Likewise on Facebook during the election, you might have found your feed brimming with political vitriol from family or friends on either side of the red-blue color spectrum. Snopes has long been known as a place to check the accuracy of those once-ubiquitous email forwards, now more likely status updates — search or check their 25 hottest urban legends to see what's spreading right now, along with TRUE/FALSE/HOAX/MIXTURE judgment and supporting research. Factcheck.org also has a section devoted to social media rumors.
The radio show On the Media produced an episode on November 2 called "Misinformation Around Sandy, Calling the Election, and More" with several segments on the topic.
And now for a fluffier take on accuracy in social media; those inspirational quotes we pass around sure are stirring, but are they even real or attributed to the right person? How can we know for sure?
When Osama Bin Laden was killed in May 2011, certain rousing quotations captured the social media sentiment and were repeated and spread widely. The problem with two of them, attributed to Mark Twain and Dr. Martin Luther King, Jr., was that while they fit our understanding of their personalities, neither man ever said the words.
"Notable Quotables: Is there anything that is not a quotation?" The New Yorker, Feb 19, 2007 — Review of The Quote Verifier: Who Said What, Where, and When, a reference work of quotations misapplied, misattributed, or miswritten (Read an excerpt on JSTOR from The Antioch Review).
Garson O’Toole is the Quote Investigator, and he blogs about popular quotations and their origins.
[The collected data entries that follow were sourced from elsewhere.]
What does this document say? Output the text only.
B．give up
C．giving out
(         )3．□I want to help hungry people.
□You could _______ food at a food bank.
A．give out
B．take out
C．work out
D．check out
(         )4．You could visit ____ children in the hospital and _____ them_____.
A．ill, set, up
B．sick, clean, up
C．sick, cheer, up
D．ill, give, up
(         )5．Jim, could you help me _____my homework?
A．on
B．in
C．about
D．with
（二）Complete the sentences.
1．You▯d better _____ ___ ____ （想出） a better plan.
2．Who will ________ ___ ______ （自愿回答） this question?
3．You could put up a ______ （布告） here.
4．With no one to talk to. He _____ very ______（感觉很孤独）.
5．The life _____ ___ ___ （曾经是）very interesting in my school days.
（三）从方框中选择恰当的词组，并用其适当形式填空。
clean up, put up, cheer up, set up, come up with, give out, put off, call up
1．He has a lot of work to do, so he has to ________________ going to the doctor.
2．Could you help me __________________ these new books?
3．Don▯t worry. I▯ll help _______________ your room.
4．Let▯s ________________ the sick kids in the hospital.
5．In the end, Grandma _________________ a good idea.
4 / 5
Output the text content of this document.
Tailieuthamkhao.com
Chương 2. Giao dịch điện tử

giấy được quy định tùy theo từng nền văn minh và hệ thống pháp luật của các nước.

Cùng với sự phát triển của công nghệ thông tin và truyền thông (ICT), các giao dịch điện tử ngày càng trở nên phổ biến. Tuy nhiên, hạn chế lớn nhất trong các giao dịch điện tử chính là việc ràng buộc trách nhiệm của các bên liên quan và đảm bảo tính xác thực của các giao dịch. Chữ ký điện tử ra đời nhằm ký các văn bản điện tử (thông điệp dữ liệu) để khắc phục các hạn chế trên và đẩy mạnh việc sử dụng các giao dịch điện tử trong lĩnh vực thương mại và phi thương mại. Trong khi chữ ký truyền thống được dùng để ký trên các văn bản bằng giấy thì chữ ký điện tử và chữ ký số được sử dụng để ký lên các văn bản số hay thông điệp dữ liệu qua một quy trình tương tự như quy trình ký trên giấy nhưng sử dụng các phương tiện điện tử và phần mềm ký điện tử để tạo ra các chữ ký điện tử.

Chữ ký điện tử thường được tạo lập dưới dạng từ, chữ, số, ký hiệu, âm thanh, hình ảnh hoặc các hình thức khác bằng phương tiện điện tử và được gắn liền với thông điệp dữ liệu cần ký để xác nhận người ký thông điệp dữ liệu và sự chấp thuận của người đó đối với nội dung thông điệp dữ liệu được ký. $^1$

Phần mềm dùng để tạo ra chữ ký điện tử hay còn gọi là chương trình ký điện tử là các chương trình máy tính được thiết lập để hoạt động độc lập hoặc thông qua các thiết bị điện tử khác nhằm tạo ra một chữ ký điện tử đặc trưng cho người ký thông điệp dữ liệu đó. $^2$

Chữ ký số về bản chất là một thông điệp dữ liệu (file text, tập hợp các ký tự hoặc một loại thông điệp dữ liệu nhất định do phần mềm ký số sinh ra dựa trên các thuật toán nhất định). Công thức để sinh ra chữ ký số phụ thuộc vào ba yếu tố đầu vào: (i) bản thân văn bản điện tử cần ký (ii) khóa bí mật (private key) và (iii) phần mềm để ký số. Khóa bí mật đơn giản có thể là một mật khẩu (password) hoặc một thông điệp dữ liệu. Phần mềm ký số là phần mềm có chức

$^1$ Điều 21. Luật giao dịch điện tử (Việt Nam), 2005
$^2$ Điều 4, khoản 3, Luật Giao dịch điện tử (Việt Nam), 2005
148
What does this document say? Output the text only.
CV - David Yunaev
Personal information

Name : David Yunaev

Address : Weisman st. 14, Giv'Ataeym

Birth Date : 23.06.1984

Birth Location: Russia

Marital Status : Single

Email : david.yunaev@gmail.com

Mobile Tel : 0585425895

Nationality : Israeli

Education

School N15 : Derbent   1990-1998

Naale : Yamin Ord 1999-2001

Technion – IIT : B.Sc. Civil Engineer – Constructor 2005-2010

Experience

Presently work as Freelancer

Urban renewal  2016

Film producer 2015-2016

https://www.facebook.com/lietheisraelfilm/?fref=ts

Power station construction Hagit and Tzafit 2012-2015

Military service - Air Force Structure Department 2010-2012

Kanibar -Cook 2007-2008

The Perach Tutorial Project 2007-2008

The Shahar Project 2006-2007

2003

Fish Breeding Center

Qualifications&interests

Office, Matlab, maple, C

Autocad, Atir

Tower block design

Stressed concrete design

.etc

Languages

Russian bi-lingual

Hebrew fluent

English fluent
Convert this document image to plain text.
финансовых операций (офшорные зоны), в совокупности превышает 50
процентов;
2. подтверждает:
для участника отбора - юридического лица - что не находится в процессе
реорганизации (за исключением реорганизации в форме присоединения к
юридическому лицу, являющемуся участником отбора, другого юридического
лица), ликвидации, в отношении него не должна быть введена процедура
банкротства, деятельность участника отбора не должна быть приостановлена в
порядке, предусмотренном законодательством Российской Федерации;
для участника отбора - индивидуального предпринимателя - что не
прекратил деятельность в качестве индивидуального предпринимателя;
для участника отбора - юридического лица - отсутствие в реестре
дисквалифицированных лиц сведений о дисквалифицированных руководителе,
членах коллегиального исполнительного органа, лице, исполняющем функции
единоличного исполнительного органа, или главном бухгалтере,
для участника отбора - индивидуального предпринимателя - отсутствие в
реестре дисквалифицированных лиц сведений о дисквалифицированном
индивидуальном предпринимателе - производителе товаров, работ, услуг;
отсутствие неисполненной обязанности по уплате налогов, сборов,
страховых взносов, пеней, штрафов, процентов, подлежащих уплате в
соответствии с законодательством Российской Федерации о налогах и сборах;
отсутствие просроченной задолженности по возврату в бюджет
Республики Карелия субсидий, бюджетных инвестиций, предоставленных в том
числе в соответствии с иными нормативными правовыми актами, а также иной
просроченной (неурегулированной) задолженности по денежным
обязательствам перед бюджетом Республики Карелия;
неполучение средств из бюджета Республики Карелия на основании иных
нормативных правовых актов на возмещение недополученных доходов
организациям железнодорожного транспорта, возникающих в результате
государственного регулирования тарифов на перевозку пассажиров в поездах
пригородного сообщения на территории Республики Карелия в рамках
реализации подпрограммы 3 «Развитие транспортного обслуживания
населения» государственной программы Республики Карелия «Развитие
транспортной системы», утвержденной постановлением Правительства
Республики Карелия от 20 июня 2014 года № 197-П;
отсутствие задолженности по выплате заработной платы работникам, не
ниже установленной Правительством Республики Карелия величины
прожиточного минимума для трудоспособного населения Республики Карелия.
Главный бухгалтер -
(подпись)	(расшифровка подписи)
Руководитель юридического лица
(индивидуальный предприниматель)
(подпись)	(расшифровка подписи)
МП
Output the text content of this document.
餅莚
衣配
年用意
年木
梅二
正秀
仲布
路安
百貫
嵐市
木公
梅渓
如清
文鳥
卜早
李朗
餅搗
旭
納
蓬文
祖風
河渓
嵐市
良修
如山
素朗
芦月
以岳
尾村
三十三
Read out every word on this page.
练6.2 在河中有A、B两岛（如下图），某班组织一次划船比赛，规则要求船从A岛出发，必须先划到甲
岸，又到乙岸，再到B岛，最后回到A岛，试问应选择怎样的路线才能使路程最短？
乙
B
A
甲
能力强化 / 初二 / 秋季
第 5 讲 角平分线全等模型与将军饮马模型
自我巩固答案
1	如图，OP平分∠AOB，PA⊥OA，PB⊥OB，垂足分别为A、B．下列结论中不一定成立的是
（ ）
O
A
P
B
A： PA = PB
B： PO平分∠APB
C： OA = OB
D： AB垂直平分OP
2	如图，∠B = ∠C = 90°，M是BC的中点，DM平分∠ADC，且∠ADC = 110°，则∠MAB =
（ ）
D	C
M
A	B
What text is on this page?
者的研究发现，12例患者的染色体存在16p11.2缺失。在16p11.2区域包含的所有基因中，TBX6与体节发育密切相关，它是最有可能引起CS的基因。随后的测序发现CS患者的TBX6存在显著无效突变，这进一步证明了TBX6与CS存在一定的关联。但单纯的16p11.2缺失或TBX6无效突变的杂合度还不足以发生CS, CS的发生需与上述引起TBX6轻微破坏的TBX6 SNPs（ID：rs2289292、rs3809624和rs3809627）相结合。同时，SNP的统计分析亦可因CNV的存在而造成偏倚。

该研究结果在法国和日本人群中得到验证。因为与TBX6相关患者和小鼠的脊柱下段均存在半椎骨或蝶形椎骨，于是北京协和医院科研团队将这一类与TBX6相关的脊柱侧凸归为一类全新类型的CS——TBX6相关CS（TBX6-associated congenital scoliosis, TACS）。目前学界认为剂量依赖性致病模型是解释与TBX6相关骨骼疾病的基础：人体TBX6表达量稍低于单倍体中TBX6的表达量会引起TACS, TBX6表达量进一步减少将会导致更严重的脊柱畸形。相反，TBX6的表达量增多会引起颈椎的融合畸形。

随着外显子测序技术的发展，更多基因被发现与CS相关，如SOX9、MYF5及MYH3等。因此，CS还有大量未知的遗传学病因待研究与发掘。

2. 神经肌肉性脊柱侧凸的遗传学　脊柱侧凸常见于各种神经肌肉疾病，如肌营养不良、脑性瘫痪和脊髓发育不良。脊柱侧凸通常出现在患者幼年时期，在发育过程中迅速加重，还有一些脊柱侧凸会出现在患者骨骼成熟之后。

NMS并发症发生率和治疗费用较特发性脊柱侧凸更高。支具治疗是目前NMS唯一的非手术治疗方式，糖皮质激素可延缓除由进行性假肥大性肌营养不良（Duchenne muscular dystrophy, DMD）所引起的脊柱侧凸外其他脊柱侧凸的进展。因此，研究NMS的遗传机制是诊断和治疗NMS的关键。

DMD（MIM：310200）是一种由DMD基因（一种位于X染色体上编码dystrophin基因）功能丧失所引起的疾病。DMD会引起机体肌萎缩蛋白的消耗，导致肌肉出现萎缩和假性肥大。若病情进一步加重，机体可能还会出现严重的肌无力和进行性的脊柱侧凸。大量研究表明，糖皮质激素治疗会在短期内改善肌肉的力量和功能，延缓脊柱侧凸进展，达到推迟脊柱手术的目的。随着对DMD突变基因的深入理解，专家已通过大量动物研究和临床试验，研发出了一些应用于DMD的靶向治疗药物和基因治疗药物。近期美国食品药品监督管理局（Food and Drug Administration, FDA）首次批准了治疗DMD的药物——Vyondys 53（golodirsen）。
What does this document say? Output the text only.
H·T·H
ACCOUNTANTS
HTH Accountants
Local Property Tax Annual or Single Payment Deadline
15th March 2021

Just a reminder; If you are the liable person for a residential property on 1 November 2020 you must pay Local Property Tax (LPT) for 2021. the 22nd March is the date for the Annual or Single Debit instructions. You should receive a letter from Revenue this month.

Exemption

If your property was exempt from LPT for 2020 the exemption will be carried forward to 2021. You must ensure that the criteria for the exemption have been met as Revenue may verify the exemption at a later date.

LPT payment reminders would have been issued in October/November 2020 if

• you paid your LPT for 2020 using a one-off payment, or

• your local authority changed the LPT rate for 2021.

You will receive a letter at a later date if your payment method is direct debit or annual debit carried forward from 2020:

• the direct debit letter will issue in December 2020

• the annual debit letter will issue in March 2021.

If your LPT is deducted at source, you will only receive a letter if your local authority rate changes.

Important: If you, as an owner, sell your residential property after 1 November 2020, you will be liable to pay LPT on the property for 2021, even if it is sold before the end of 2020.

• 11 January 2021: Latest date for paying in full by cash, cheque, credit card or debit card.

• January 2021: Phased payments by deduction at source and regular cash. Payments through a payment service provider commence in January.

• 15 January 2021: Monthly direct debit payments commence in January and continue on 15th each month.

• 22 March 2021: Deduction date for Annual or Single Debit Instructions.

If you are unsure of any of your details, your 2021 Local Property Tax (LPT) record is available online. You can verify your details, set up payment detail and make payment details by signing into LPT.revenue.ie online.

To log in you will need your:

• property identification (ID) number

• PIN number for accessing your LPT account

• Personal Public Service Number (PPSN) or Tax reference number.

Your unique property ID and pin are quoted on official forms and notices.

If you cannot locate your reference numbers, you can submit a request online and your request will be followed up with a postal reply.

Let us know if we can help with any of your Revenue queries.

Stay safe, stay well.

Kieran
How to identify a misquote? Be skeptical, and take President Abraham Lincoln's wise words to heart: "The trouble with quotes on the Internet is that it's difficult to determine whether or not they are genuine." That said, Wikiquote is a good way to check the veracity of quotations, because they should all have a source supplied that you can follow through and check for yourself. Credo Reference and Oxford Reference Online also have quotation sources you can search across; log in to access with your library card number.
Before social media, we had other means of being incited to panic. The War of the Worlds broadcast is a famous example, but did you know it was performed multiple times in ensuing years and locales and still caused terror and confusion? The "War of the Worlds" episode of the radio show Radiolab provides an annotated guide, asks if it could happen again (and again), and tries to figure out what they were thinking?!
For more hoaxes from before 1700 all the way to the 21st century, visit the Museum of Hoaxes. And please, think before you RT.